Saw this morning, a flock of Grey Partridges, consisting of two pairs together with their offspring, numbering a dozen or more at least. The young ones were able to keep up with the parents, flying strongly, and so clear of immediate danger. Partridges have been absent from around here for a couple of years, so it is a great pleasure to see them back, especially as although the parents are far more conscientious than pheasants are, the chicks struggle to survive when the weather is really bad, round about Ascot week. The pheasants that were with us in the spring dispersed several weeks ago, with just one daily visitor still.
Our flock of Yellowhammers has largely dispersed now, no longer needing to feed at our bird tables, and their place has been taken by the various finches, gold- green- and chaffinches. Bullfinches are around but a bit more secretive than the other finches. There has been an explosion of wrens in the last few days, with luttle limps of brown cotton wool perched on stuff around our garage which is used for everything apart from a car. Crows are gathering, as they do at this time of year. They sit on the posts supporting the wires of raspberry canes, waiting for the fruit to ripen, which it should do any day now.

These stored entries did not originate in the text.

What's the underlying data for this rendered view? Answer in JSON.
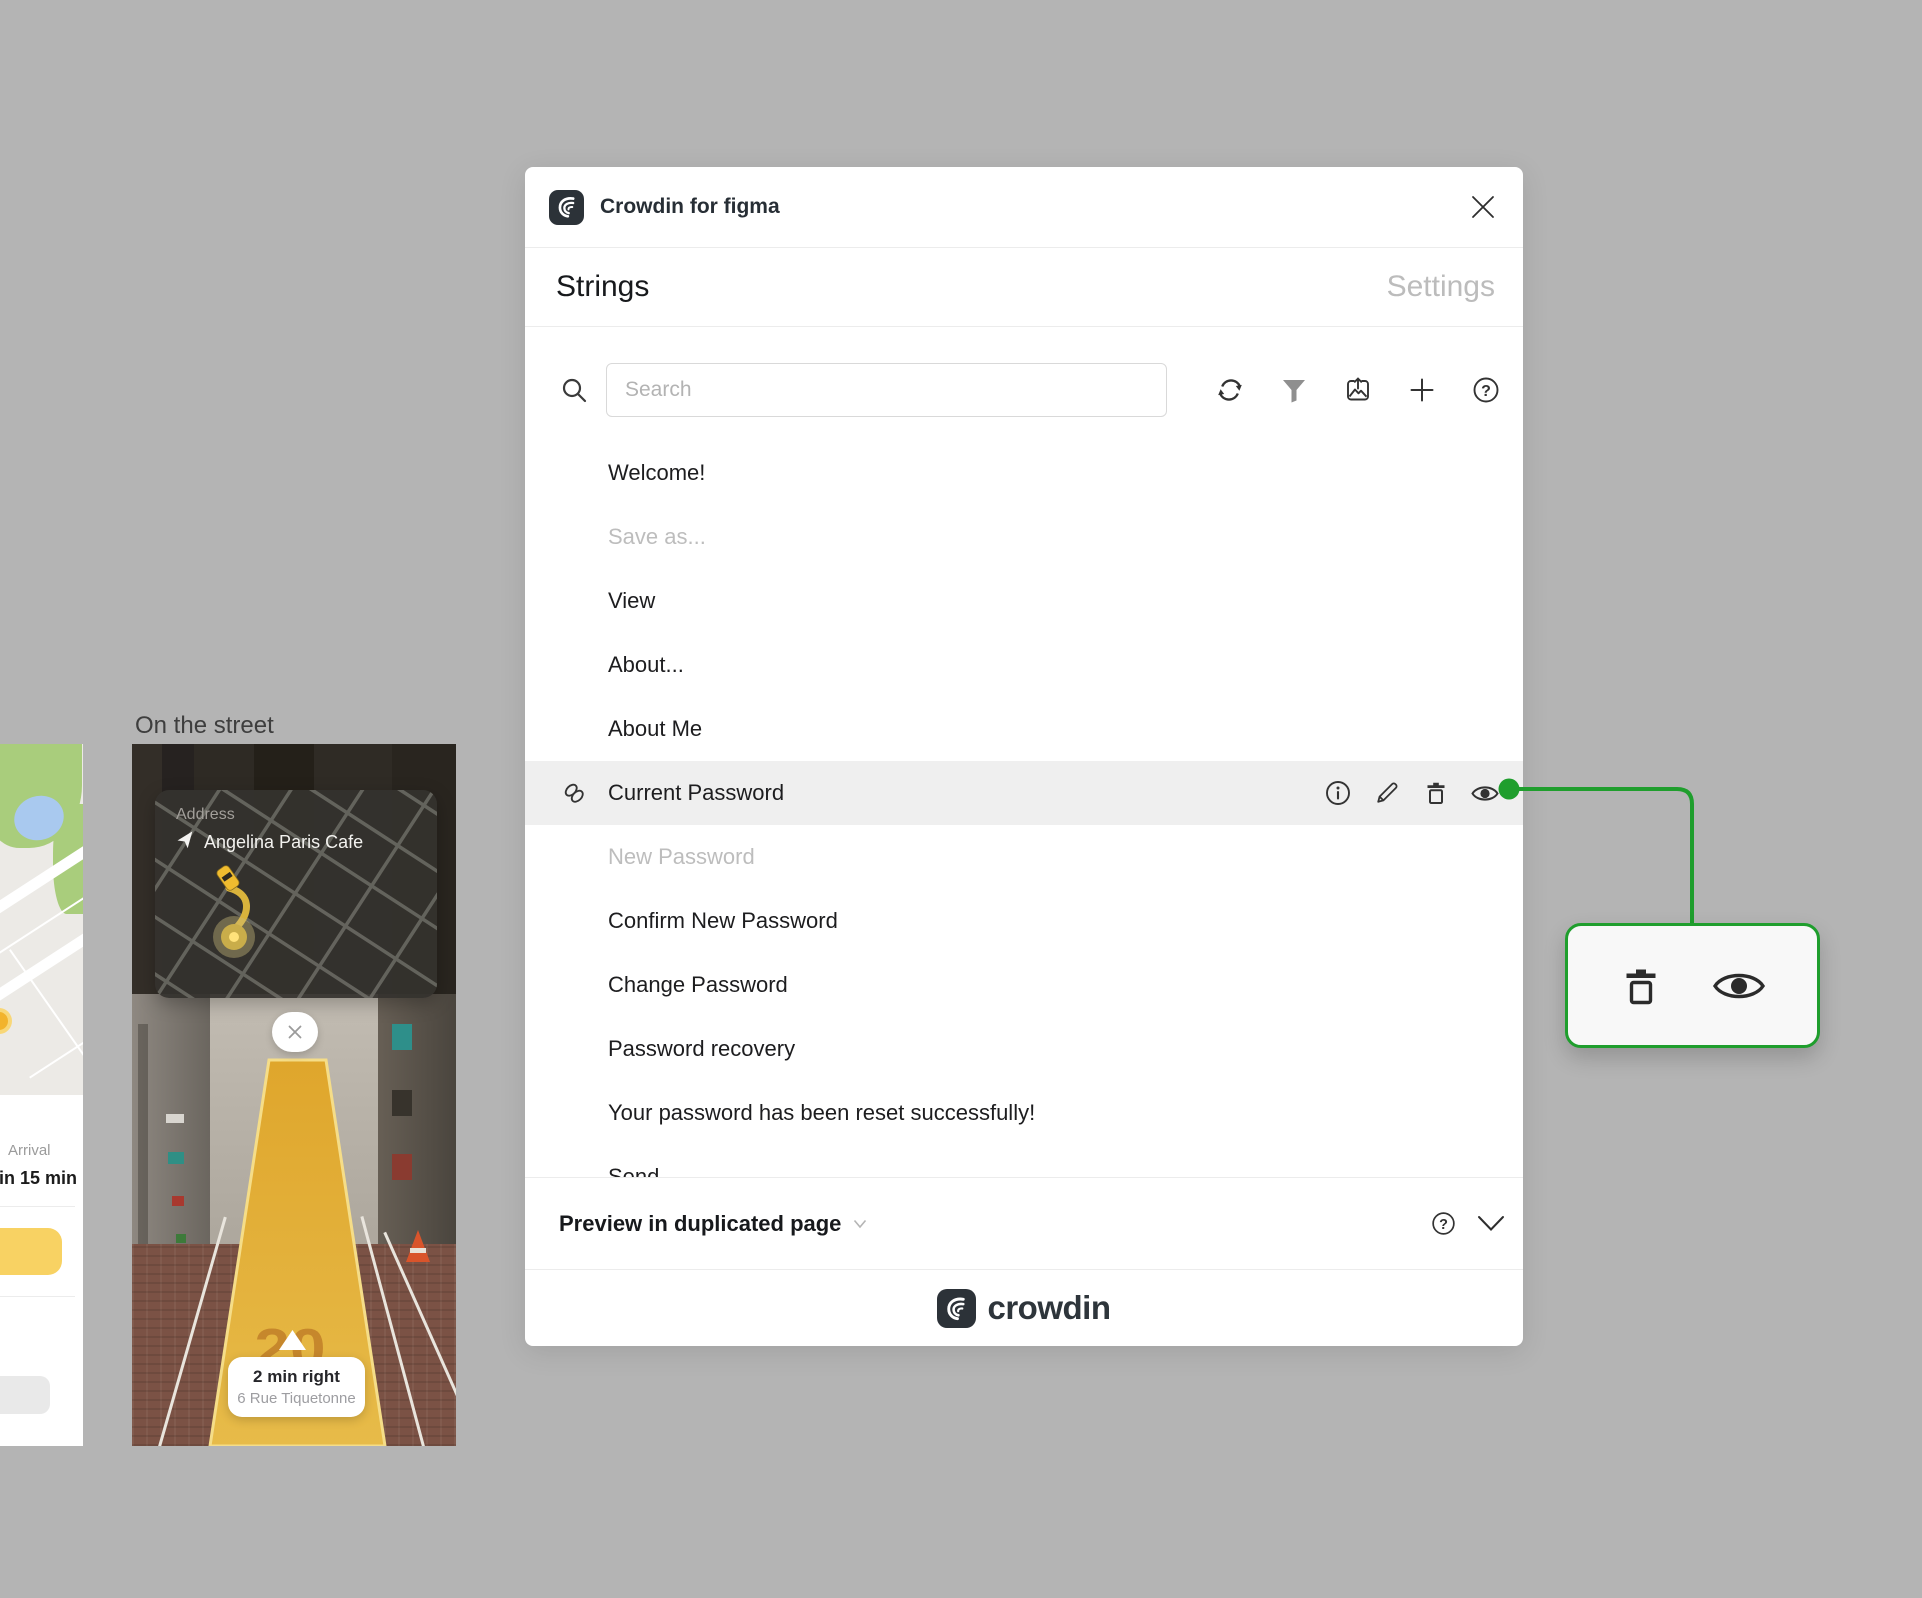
{
  "canvas": {
    "on_the_street_label": "On the street"
  },
  "left_phone": {
    "arrival_label": "Arrival",
    "arrival_time": "in 15 min"
  },
  "main_phone": {
    "address_label": "Address",
    "address_value": "Angelina Paris Cafe",
    "direction_title": "2 min right",
    "direction_subtitle": "6 Rue Tiquetonne",
    "ar_distance": "20"
  },
  "modal": {
    "title": "Crowdin for figma",
    "tabs": [
      {
        "label": "Strings",
        "active": true
      },
      {
        "label": "Settings",
        "active": false
      }
    ],
    "search_placeholder": "Search",
    "toolbar_icons": [
      "sync",
      "filter",
      "export-image",
      "add",
      "help"
    ],
    "strings": [
      {
        "label": "Welcome!"
      },
      {
        "label": "Save as...",
        "muted": true
      },
      {
        "label": "View"
      },
      {
        "label": "About..."
      },
      {
        "label": "About Me"
      },
      {
        "label": "Current Password",
        "selected": true
      },
      {
        "label": "New Password",
        "muted": true
      },
      {
        "label": "Confirm New Password"
      },
      {
        "label": "Change Password"
      },
      {
        "label": "Password recovery"
      },
      {
        "label": "Your password has been reset successfully!"
      },
      {
        "label": "Send",
        "clipped": true
      }
    ],
    "preview": {
      "label": "Preview in duplicated page"
    },
    "footer_brand": "crowdin",
    "colors": {
      "accent_green": "#1f9e2d",
      "highlight_row": "#efefef",
      "brand_dark": "#2c3238"
    }
  },
  "popover": {
    "icons": [
      "delete",
      "visibility"
    ]
  }
}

Down in the vegetable garden, I saw yesterday for the first time, a Wood Mouse climbing about amongst the stalks and seedheads of Cow Parsley (Anthriscus sylvaticus).
Although our ponds had no frogspawn this year, there are at least a few frogs around, but nothing like the population there were last year. Those I have seen have been free of disease.
Hedgehogs are now in evidence, but I’ve not actually seen any yet. There are some bats flying at dusk; I used to be able to identify bat species but cannot now remember how, they flash by so fast.
Our population of bumble bees of several species continues strongly, but there are appallingly few honey bees around, and I’ve not seen a single butterfly.